Needless to say, that didn’t happen. Instead, the Chief Justice put politics above the law and made a mockery of his Oath of Office.
So I’m now a bit superstitious and I’m not going to write about anything I want today or in the future. But I will pretend that something good happened because it’s my birthday, so let’s celebrate the fact that the European Union has basically made the right decision on how to deal with insolvent banks.
Technically, it happened yesterday, the day before my birthday, but it’s being reported today, and that’s close enough for me.
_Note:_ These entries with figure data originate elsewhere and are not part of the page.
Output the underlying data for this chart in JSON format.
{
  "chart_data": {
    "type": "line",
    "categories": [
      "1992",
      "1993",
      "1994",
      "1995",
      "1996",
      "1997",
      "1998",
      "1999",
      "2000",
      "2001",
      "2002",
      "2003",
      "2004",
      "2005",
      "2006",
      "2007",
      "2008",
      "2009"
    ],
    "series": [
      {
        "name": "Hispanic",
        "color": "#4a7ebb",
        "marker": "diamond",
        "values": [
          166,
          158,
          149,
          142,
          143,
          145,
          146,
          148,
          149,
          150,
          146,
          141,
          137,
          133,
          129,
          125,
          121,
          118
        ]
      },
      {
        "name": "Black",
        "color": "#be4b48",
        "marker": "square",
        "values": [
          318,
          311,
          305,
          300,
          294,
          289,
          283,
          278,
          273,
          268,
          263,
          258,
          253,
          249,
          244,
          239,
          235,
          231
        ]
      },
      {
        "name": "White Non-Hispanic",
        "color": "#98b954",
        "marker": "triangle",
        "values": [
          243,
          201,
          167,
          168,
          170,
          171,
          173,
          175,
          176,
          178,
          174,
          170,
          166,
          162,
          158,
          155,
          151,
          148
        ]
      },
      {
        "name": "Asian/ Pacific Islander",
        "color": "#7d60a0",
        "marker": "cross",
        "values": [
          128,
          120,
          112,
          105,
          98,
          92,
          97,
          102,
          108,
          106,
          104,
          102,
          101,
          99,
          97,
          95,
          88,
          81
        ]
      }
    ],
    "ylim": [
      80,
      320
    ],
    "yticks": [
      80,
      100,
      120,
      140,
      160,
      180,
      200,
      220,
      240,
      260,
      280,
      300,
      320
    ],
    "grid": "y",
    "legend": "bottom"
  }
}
Here are some details from the EU Observer.
Bank shareholders and creditors will be first in line to suffer losses if their bank gets into difficulties, according to draft rules agreed by ministers in the early hours of Thursday morning… Under the new regime, banks’ creditors and shareholders would be the first to take losses. But if this proves insufficient to rescue the bank in question, savers holding uninsured deposits worth more than €100,000 would also take a hit.
The reason this new European approach is good is that it puts the pressure for sound business decisions where it belongs – with the shareholders who own the bank and with the big creditors (such as bondholders) who should be responsible for monitoring the underlying safety and soundness of a bank before lending it money.
And rich people (depositors with more than €100,000) also should be smart enough to apply some due diligence before putting their money someplace.
The last people to bear any costs should be taxpayers. They don’t own the bank. They don’t invest in the bank. And they don’t have big bucks. So why should they bear the cost when the big-money people screw up?!? Especially when TARP-style bailouts promote moral hazard!
I’m sure the new system won’t be properly implemented, that there are some bad details in the fine print, and there will be too many opportunities for back-door bailouts and cronyism, but let’s not make the perfect the enemy of the good.
Happy Birthday to me. And such an unexpected present: Something good actually came out of Europe!